To add to that, this is an area of abortion policy which has significant popular support. Nationally representative data collected in February 2022 show that 85% of the public agree that those providing and accessing abortion services should be protected from threats, harassment and abuse. That is a strong mandate from the public for the introduction of safe access zones. The cross-party Bill, which has been developed and strengthened on every Stage so far, represents our best opportunity for introducing the legislation in a timely way. As the Bill enters the Dáil, it is incumbent on all our representatives to support it.

I call Senator Clifford-Lee, who wishes to come in again.

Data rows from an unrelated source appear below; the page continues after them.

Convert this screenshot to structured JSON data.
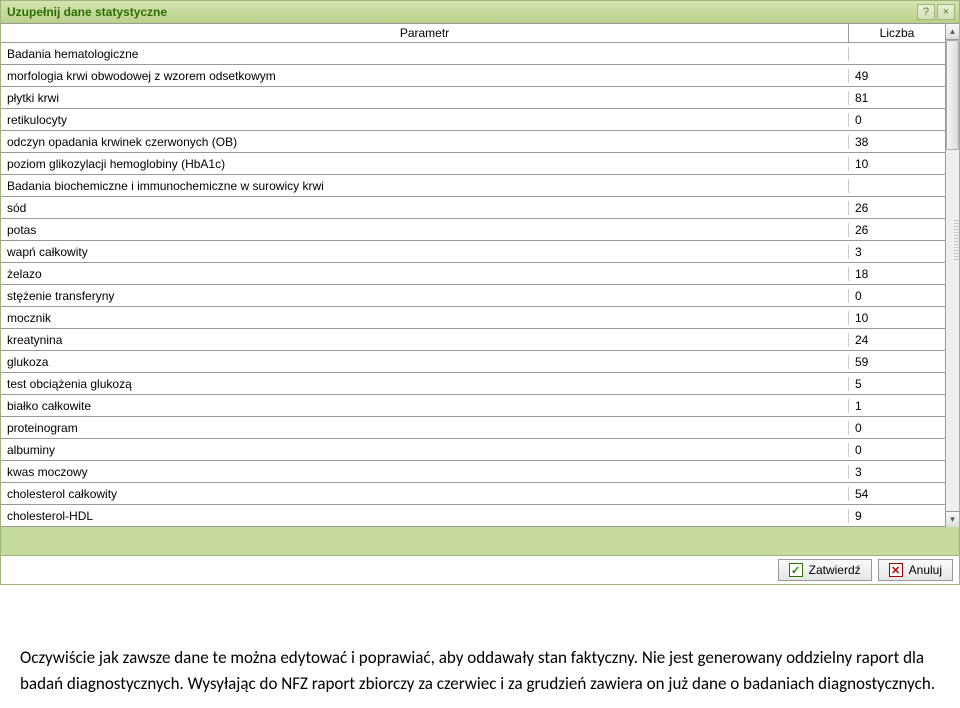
{
  "window": {
    "title": "Uzupełnij dane statystyczne",
    "help_tooltip": "?",
    "close_tooltip": "×"
  },
  "grid": {
    "columns": {
      "param": "Parametr",
      "liczba": "Liczba"
    },
    "rows": [
      {
        "param": "Badania hematologiczne",
        "liczba": ""
      },
      {
        "param": "morfologia krwi obwodowej z wzorem odsetkowym",
        "liczba": "49"
      },
      {
        "param": "płytki krwi",
        "liczba": "81"
      },
      {
        "param": "retikulocyty",
        "liczba": "0"
      },
      {
        "param": "odczyn opadania krwinek czerwonych (OB)",
        "liczba": "38"
      },
      {
        "param": "poziom glikozylacji hemoglobiny (HbA1c)",
        "liczba": "10"
      },
      {
        "param": "Badania biochemiczne i immunochemiczne w surowicy krwi",
        "liczba": ""
      },
      {
        "param": "sód",
        "liczba": "26"
      },
      {
        "param": "potas",
        "liczba": "26"
      },
      {
        "param": "wapń całkowity",
        "liczba": "3"
      },
      {
        "param": "żelazo",
        "liczba": "18"
      },
      {
        "param": "stężenie transferyny",
        "liczba": "0"
      },
      {
        "param": "mocznik",
        "liczba": "10"
      },
      {
        "param": "kreatynina",
        "liczba": "24"
      },
      {
        "param": "glukoza",
        "liczba": "59"
      },
      {
        "param": "test obciążenia glukozą",
        "liczba": "5"
      },
      {
        "param": "białko całkowite",
        "liczba": "1"
      },
      {
        "param": "proteinogram",
        "liczba": "0"
      },
      {
        "param": "albuminy",
        "liczba": "0"
      },
      {
        "param": "kwas moczowy",
        "liczba": "3"
      },
      {
        "param": "cholesterol całkowity",
        "liczba": "54"
      },
      {
        "param": "cholesterol-HDL",
        "liczba": "9"
      }
    ]
  },
  "footer": {
    "confirm_label": "Zatwierdź",
    "cancel_label": "Anuluj"
  },
  "doc": {
    "paragraph": "Oczywiście jak zawsze dane te można edytować i poprawiać, aby oddawały stan faktyczny. Nie jest generowany oddzielny raport dla badań diagnostycznych. Wysyłając do NFZ raport zbiorczy za czerwiec i za grudzień zawiera on już dane o badaniach diagnostycznych."
  }
}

I have several questions about failed early medical abortion. Will the witnesses outline how often failed early medical abortions occur and what the process is for after-care? What harm can this do to people?

Dr. Caitriona Henchion

The rate of failure depends on the exact gestational period, but it varies from approximately 1% under seven weeks to about 2.5% by the time 12 weeks are reached. Therefore, it goes up slightly during that gestational period. In some cases, it is obvious it has occurred because no bleeding has happened and somebody is going to report that quickly. If it were to happen in the community, then we would quickly refer the people concerned to one of the clinics in the maternity units providing care. Those units would be extremely responsive in seeing those people quickly. It is upsetting for people because they thought it was going to be sorted out. This aspect is part of the consent process, though, so people know about it and we are clear with them about it. It is stressful, however, because people might then have to wait for a few days for a hospital appointment.

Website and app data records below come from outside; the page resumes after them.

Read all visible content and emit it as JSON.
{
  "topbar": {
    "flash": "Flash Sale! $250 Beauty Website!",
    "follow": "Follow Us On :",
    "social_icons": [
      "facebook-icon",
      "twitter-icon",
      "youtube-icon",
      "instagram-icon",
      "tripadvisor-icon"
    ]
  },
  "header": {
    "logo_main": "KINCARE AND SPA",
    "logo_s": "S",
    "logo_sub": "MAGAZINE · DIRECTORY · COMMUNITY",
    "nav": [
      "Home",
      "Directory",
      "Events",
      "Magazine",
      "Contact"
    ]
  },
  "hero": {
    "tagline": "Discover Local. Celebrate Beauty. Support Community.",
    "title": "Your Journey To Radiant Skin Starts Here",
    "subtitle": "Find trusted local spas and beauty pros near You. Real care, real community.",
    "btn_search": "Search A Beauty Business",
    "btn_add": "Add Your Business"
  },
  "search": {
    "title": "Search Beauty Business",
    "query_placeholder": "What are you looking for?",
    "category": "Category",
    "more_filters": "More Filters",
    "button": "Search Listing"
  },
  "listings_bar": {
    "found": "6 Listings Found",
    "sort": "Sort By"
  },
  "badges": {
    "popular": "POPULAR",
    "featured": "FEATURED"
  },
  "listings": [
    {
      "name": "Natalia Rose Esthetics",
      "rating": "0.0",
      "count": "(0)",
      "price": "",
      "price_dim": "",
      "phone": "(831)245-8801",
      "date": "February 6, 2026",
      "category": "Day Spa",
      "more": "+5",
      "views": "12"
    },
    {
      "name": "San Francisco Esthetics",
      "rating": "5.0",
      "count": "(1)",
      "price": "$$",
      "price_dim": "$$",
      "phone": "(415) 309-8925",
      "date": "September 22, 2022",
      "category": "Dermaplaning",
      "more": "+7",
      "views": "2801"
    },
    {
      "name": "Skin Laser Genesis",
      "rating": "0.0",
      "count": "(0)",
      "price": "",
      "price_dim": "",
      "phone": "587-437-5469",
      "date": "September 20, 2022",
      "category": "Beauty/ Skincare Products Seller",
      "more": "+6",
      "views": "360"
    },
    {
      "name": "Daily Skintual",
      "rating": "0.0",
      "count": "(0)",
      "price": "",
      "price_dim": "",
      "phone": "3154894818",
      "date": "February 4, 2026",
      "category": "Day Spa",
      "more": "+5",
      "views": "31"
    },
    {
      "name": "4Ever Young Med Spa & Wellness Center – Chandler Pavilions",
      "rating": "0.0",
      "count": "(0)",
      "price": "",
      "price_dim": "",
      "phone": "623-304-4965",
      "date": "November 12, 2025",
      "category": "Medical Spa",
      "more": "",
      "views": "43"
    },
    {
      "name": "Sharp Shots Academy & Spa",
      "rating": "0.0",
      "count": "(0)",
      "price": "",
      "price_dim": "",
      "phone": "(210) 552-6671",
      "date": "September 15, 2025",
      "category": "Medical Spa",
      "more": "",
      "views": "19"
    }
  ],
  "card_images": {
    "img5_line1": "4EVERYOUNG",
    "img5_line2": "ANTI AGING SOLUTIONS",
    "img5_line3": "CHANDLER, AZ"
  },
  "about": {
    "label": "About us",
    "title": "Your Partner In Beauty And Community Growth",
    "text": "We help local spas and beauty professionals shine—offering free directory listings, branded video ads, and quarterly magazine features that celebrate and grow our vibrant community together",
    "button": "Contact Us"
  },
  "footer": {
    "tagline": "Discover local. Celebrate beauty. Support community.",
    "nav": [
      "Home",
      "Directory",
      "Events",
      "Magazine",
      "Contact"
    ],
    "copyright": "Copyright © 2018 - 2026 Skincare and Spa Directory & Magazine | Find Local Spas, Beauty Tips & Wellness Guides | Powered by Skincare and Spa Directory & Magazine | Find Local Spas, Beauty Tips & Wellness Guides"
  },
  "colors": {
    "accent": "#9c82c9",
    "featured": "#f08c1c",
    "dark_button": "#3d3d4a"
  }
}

The real problem comes in cases where people may have this experience slightly earlier than they thought. I refer to situations where people might have had less bleeding than they thought, so then they may be anxious the procedure has failed, when in fact it has been okay. Even more anxiety may be felt in the opposite situation, where people thought they had enough bleeding, but they did not actually lose a pregnancy and it was still there. Therefore, there is this whole aspect of first trying to ascertain whether someone is still pregnant. In a situation where there has been a positive test, the question is whether that is just because of some remaining residual hormone and there is nothing to worry about. Rather than just adopting an approach of telling people it often takes a bit longer for the pregnancy hormones level to fall and that it sounds like everything is fine and we will just do the test again in a week, we are always in the position of saying we cannot really just afford to wait for a week in case we run out of time.

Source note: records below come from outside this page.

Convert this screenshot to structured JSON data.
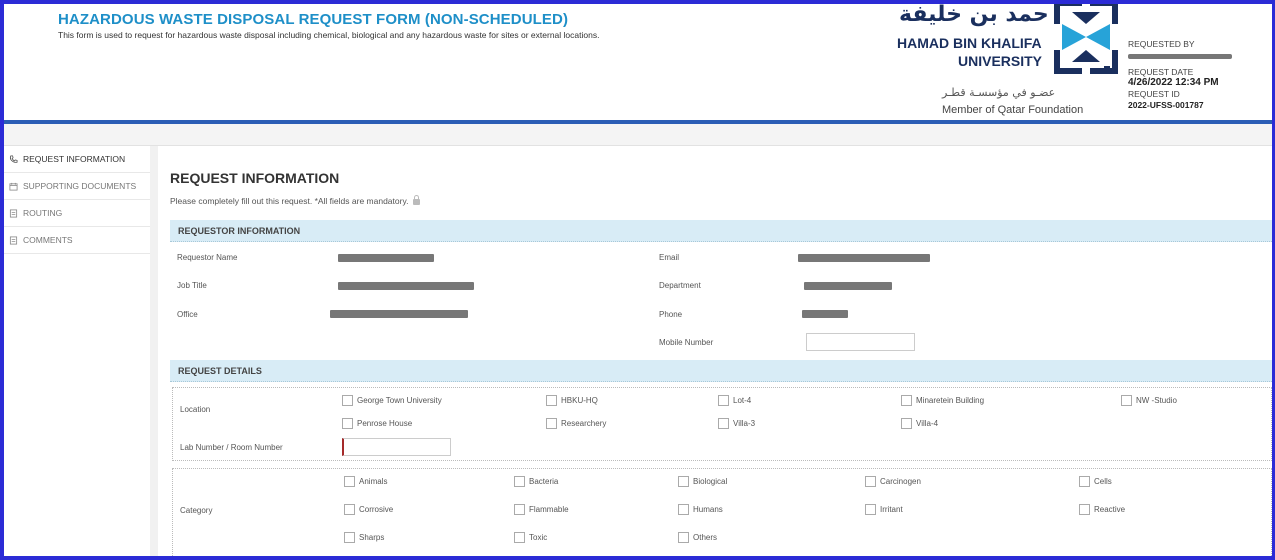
{
  "header": {
    "title": "HAZARDOUS WASTE DISPOSAL REQUEST FORM (NON-SCHEDULED)",
    "subtitle": "This form is used to request for hazardous waste disposal including chemical, biological and any hazardous waste for sites or external locations.",
    "logo": {
      "arabic": "حمد بن خليفة",
      "english_line1": "HAMAD BIN KHALIFA",
      "english_line2": "UNIVERSITY",
      "qf_arabic": "عضـو في مؤسسـة قطـر",
      "qf_english": "Member of Qatar Foundation",
      "icon": "hbku-logo-icon"
    },
    "meta": {
      "requested_by_label": "REQUESTED BY",
      "request_date_label": "REQUEST DATE",
      "request_date_value": "4/26/2022 12:34 PM",
      "request_id_label": "REQUEST ID",
      "request_id_value": "2022-UFSS-001787"
    }
  },
  "sidebar": {
    "items": [
      {
        "label": "REQUEST INFORMATION",
        "icon": "phone-icon",
        "active": true
      },
      {
        "label": "SUPPORTING DOCUMENTS",
        "icon": "calendar-icon",
        "active": false
      },
      {
        "label": "ROUTING",
        "icon": "document-icon",
        "active": false
      },
      {
        "label": "COMMENTS",
        "icon": "document-icon",
        "active": false
      }
    ]
  },
  "main": {
    "title": "REQUEST INFORMATION",
    "note": "Please completely fill out this request. *All fields are mandatory."
  },
  "requestor": {
    "section_title": "REQUESTOR INFORMATION",
    "requestor_name_label": "Requestor Name",
    "job_title_label": "Job Title",
    "office_label": "Office",
    "email_label": "Email",
    "department_label": "Department",
    "phone_label": "Phone",
    "mobile_label": "Mobile Number"
  },
  "details": {
    "section_title": "REQUEST DETAILS",
    "location_label": "Location",
    "locations": [
      "George Town University",
      "HBKU-HQ",
      "Lot-4",
      "Minaretein Building",
      "NW -Studio",
      "Penrose House",
      "Researchery",
      "Villa-3",
      "Villa-4"
    ],
    "lab_label": "Lab Number / Room Number",
    "category_label": "Category",
    "categories": [
      "Animals",
      "Bacteria",
      "Biological",
      "Carcinogen",
      "Cells",
      "Corrosive",
      "Flammable",
      "Humans",
      "Irritant",
      "Reactive",
      "Sharps",
      "Toxic",
      "Others"
    ]
  },
  "colors": {
    "frame": "#2b2bd6",
    "title": "#1e8fc8",
    "section_bar": "#d8ecf6",
    "logo": "#1a2f5e",
    "required_marker": "#a52a2a"
  }
}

Therefore, we must over-investigate people, whether that involves sending them to the hospital for scans or doing blood tests to check whether their hormone levels are dropping. It means that women are being overstressed and over-investigated. We are constantly going around with these numbers in our heads. For example, if a person had a blood test on Monday, I must ensure I get the result, communicate again and ensure that person comes back in on Thursday. There is nothing wrong with these people. They are perfectly well and healthy, and we should not be having this major concern about what their blood test results are.

I thank Dr. Henchion.

We have come to the end of this meeting. I do not know if it was as historic as the witnesses thought it might be, but it was a useful discussion. We have covered a large area. I reiterate that if there are areas the witnesses would have liked to have had the opportunity to expand on, but could not because of the nature of the ten-minute slots, they should, by all means, feel free to come back to us in that regard. On that note, I again thank all the witnesses for their comprehensive discussion with the committee.

The joint committee adjourned at 12.27 p.m. until 9.30 a.m. on Wednesday, 4 May 2022.